Conversely(?), students of computer science with artistic aspirations are
starved within computer science. At least that was the case back in the
early nineties; hopefully it is changing. I only managed three years of a
computer science/math program. In the fourth year, I had to take a very poor
course in databases; the most exciting material was about explicit sets and
empty relationships. It was annoying to be the only one laughing, so I quit.
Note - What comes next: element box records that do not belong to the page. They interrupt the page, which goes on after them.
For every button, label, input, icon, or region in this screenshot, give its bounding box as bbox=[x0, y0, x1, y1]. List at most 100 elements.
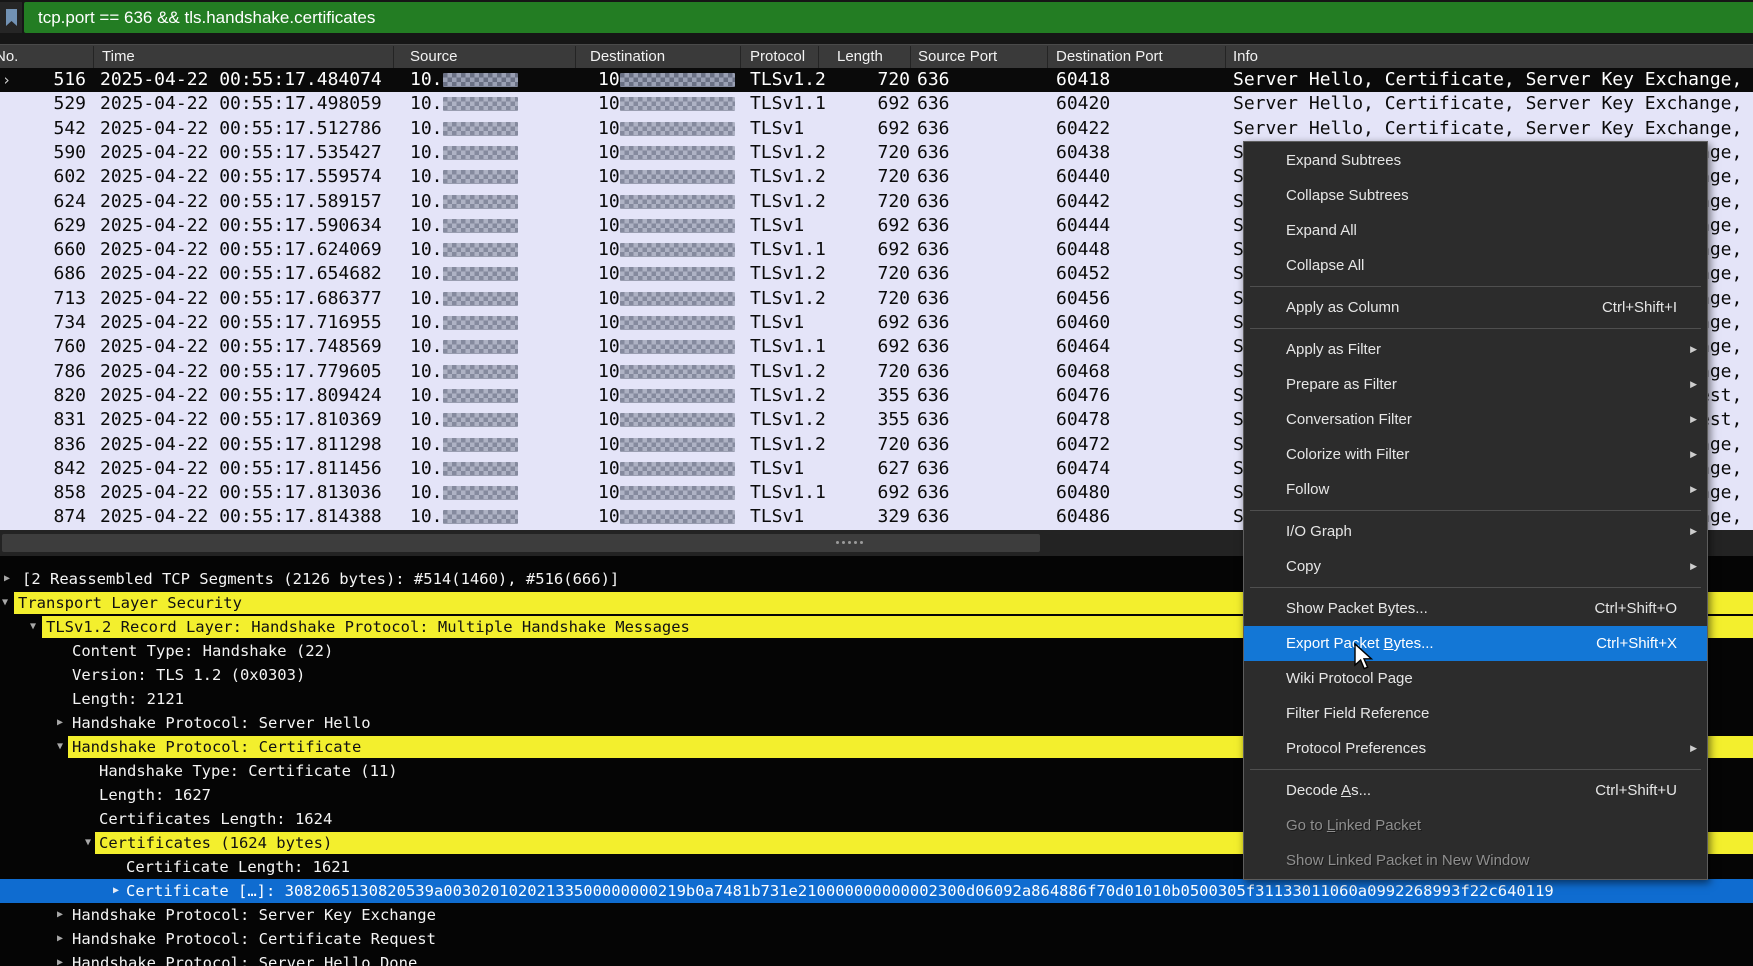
submenu-arrow-icon: ▶ bbox=[1690, 449, 1697, 460]
tree-row-text: Length: 1627 bbox=[99, 783, 211, 807]
cell-length: 692 bbox=[828, 311, 910, 335]
collapse-arrow-icon[interactable]: ▼ bbox=[85, 831, 91, 855]
tree-row-16[interactable]: ▶Handshake Protocol: Server Hello Done bbox=[0, 951, 1753, 966]
cell-destination-port: 60468 bbox=[1056, 360, 1110, 384]
cell-no: 624 bbox=[0, 190, 86, 214]
menu-item-filter-field-reference[interactable]: Filter Field Reference bbox=[1244, 696, 1707, 731]
menu-item-show-packet-bytes[interactable]: Show Packet Bytes...Ctrl+Shift+O bbox=[1244, 591, 1707, 626]
tree-row-15[interactable]: ▶Handshake Protocol: Certificate Request bbox=[0, 927, 1753, 951]
menu-item-copy[interactable]: Copy▶ bbox=[1244, 549, 1707, 584]
column-header-time[interactable]: Time bbox=[102, 45, 135, 69]
cell-info: Server Hello, Certificate, Server Key Ex… bbox=[1233, 92, 1753, 116]
column-separator[interactable] bbox=[1225, 46, 1226, 68]
cell-destination-port: 60452 bbox=[1056, 262, 1110, 286]
expand-arrow-icon[interactable]: ▶ bbox=[57, 903, 63, 927]
cell-destination-port: 60420 bbox=[1056, 92, 1110, 116]
pane-splitter-grip[interactable] bbox=[836, 541, 863, 544]
column-header-info[interactable]: Info bbox=[1233, 45, 1258, 69]
redacted-source-ip bbox=[443, 486, 518, 500]
menu-item-apply-as-filter[interactable]: Apply as Filter▶ bbox=[1244, 332, 1707, 367]
cell-destination-port: 60474 bbox=[1056, 457, 1110, 481]
cell-destination-port: 60472 bbox=[1056, 433, 1110, 457]
scrollbar-handle[interactable] bbox=[2, 534, 1040, 552]
collapse-arrow-icon[interactable]: ▼ bbox=[57, 735, 63, 759]
redacted-destination-ip bbox=[620, 316, 735, 330]
tree-row-13[interactable]: ▶ Certificate […]: 3082065130820539a00302… bbox=[0, 879, 1753, 903]
cell-time: 2025-04-22 00:55:17.484074 bbox=[100, 68, 382, 92]
cell-length: 692 bbox=[828, 238, 910, 262]
submenu-arrow-icon: ▶ bbox=[1690, 561, 1697, 572]
cell-source: 10. bbox=[410, 68, 518, 92]
packet-row-542[interactable]: 5422025-04-22 00:55:17.51278610.10TLSv16… bbox=[0, 117, 1753, 141]
expand-arrow-icon[interactable]: ▶ bbox=[113, 879, 119, 903]
menu-item-follow[interactable]: Follow▶ bbox=[1244, 472, 1707, 507]
column-header-protocol[interactable]: Protocol bbox=[750, 45, 805, 69]
cell-no: 858 bbox=[0, 481, 86, 505]
expand-arrow-icon[interactable]: ▶ bbox=[57, 927, 63, 951]
column-separator[interactable] bbox=[740, 46, 741, 68]
cell-source: 10. bbox=[410, 117, 518, 141]
display-filter-input[interactable]: tcp.port == 636 && tls.handshake.certifi… bbox=[24, 2, 1753, 33]
menu-separator bbox=[1250, 328, 1701, 329]
column-header-destination[interactable]: Destination bbox=[590, 45, 665, 69]
cell-destination-port: 60448 bbox=[1056, 238, 1110, 262]
cell-source: 10. bbox=[410, 335, 518, 359]
column-separator[interactable] bbox=[575, 46, 576, 68]
packet-row-516[interactable]: ›5162025-04-22 00:55:17.48407410.10TLSv1… bbox=[0, 68, 1753, 92]
menu-separator bbox=[1250, 769, 1701, 770]
column-separator[interactable] bbox=[818, 46, 819, 68]
cell-no: 660 bbox=[0, 238, 86, 262]
column-header-destination-port[interactable]: Destination Port bbox=[1056, 45, 1163, 69]
cell-protocol: TLSv1.1 bbox=[750, 92, 826, 116]
cell-time: 2025-04-22 00:55:17.811456 bbox=[100, 457, 382, 481]
cell-destination-port: 60476 bbox=[1056, 384, 1110, 408]
cell-time: 2025-04-22 00:55:17.811298 bbox=[100, 433, 382, 457]
cell-source-port: 636 bbox=[917, 457, 950, 481]
collapse-arrow-icon[interactable]: ▼ bbox=[2, 591, 8, 615]
cell-destination: 10 bbox=[598, 165, 735, 189]
menu-item-conversation-filter[interactable]: Conversation Filter▶ bbox=[1244, 402, 1707, 437]
expand-arrow-icon[interactable]: ▶ bbox=[57, 951, 63, 966]
column-separator[interactable] bbox=[910, 46, 911, 68]
packet-list-header: No. Time Source Destination Protocol Length So… bbox=[0, 44, 1753, 69]
menu-item-protocol-preferences[interactable]: Protocol Preferences▶ bbox=[1244, 731, 1707, 766]
column-header-source[interactable]: Source bbox=[410, 45, 458, 69]
menu-separator bbox=[1250, 510, 1701, 511]
packet-row-529[interactable]: 5292025-04-22 00:55:17.49805910.10TLSv1.… bbox=[0, 92, 1753, 116]
redacted-destination-ip bbox=[620, 243, 735, 257]
menu-item-expand-all[interactable]: Expand All bbox=[1244, 213, 1707, 248]
column-header-no[interactable]: No. bbox=[0, 45, 18, 69]
column-header-source-port[interactable]: Source Port bbox=[918, 45, 997, 69]
cell-protocol: TLSv1.2 bbox=[750, 68, 826, 92]
redacted-source-ip bbox=[443, 389, 518, 403]
expand-arrow-icon[interactable]: ▶ bbox=[4, 567, 10, 591]
collapse-arrow-icon[interactable]: ▼ bbox=[30, 615, 36, 639]
menu-item-export-packet-bytes[interactable]: Export Packet Bytes...Ctrl+Shift+X bbox=[1244, 626, 1707, 661]
column-separator[interactable] bbox=[1047, 46, 1048, 68]
tree-row-14[interactable]: ▶Handshake Protocol: Server Key Exchange bbox=[0, 903, 1753, 927]
filter-bookmark-button[interactable] bbox=[0, 2, 22, 33]
expand-arrow-icon[interactable]: ▶ bbox=[57, 711, 63, 735]
menu-item-apply-as-column[interactable]: Apply as ColumnCtrl+Shift+I bbox=[1244, 290, 1707, 325]
cell-destination-port: 60460 bbox=[1056, 311, 1110, 335]
menu-item-collapse-all[interactable]: Collapse All bbox=[1244, 248, 1707, 283]
cell-no: 713 bbox=[0, 287, 86, 311]
cell-no: 734 bbox=[0, 311, 86, 335]
cell-source: 10. bbox=[410, 214, 518, 238]
cell-destination: 10 bbox=[598, 214, 735, 238]
menu-item-collapse-subtrees[interactable]: Collapse Subtrees bbox=[1244, 178, 1707, 213]
menu-item-prepare-as-filter[interactable]: Prepare as Filter▶ bbox=[1244, 367, 1707, 402]
menu-item-decode-as[interactable]: Decode As...Ctrl+Shift+U bbox=[1244, 773, 1707, 808]
cell-length: 692 bbox=[828, 117, 910, 141]
tree-row-text: Certificate […]: 3082065130820539a003020… bbox=[126, 879, 1554, 903]
menu-item-i-o-graph[interactable]: I/O Graph▶ bbox=[1244, 514, 1707, 549]
column-separator[interactable] bbox=[393, 46, 394, 68]
menu-item-wiki-protocol-page[interactable]: Wiki Protocol Page bbox=[1244, 661, 1707, 696]
menu-item-colorize-with-filter[interactable]: Colorize with Filter▶ bbox=[1244, 437, 1707, 472]
cell-length: 329 bbox=[828, 505, 910, 529]
column-separator[interactable] bbox=[93, 46, 94, 68]
menu-item-expand-subtrees[interactable]: Expand Subtrees bbox=[1244, 143, 1707, 178]
column-header-length[interactable]: Length bbox=[837, 45, 883, 69]
cell-source: 10. bbox=[410, 384, 518, 408]
cell-length: 720 bbox=[828, 165, 910, 189]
Daddy databases mommy databases baby databases. The exciting course was the
one about 'Language and the Theory of Computation' in third year. It was
taught by a comp sci daddy database kind of a guy, though. Later, I met the
fellow (actually the Mike Fellows) who usually teaches that course when he
came to a poetry reading series I hosted. I told him that I really enjoyed
the course and had written http://vispo.com/writings/poems/alice.htm during
the course as a kind of response to the exciting material. He read that poem
to his class. We became friends and collaborated on some puzzles, one of
which is CoLoRaTiOn at http://www.vispo.com/software . I went to his wedding
in San Diego; the wedding was on the beach and at the end of the ceremony
the bride and groom went boogy boarding. Mike is teaching now in Australia
and has established a new approach to complexity analysis called
'parameterized complexity theory'. When he was here in Canada, every month
or so a bunch of us (mainly Mike and his grad students) would do an evening
with kids in a gymnasium. We'd make materials like big tarps on which were
drawn diagrams that defined games/puzzles, based on the mathematics of
computer science, that kids could play on in groups to understand things
like sorting algorithms in parallel computing environments and compare those
in their complexity with non-parallel sorting algorithms. He is a great
populizer of the math of computer science. The kids went through the roof
with excitement about it, often (as did the parents) and it gave many of
them their first sense of the fun and relevance of mathematics. And computer
science. Education should light a fire.

So all the fun stuff (and perhaps much of the real learning) in computer
science typically happens, if at all, more or less outside the departmental
torpor that defines the culture of math and computer science where big
widget industry chuffs along. As I've mentioned in a post or two, the
culture of math and computer science is, too often, unnecessarily
intellectually torturous, strongly affiliated with the quotidian forces of
dullness, mechanization, the military industrial entertainment sector, and
generally sucketh. Art and science need to be closer together to save the
world from the forces of dullness, the forces of heavily machined banality.
That should be part of the agenda of any New Media department.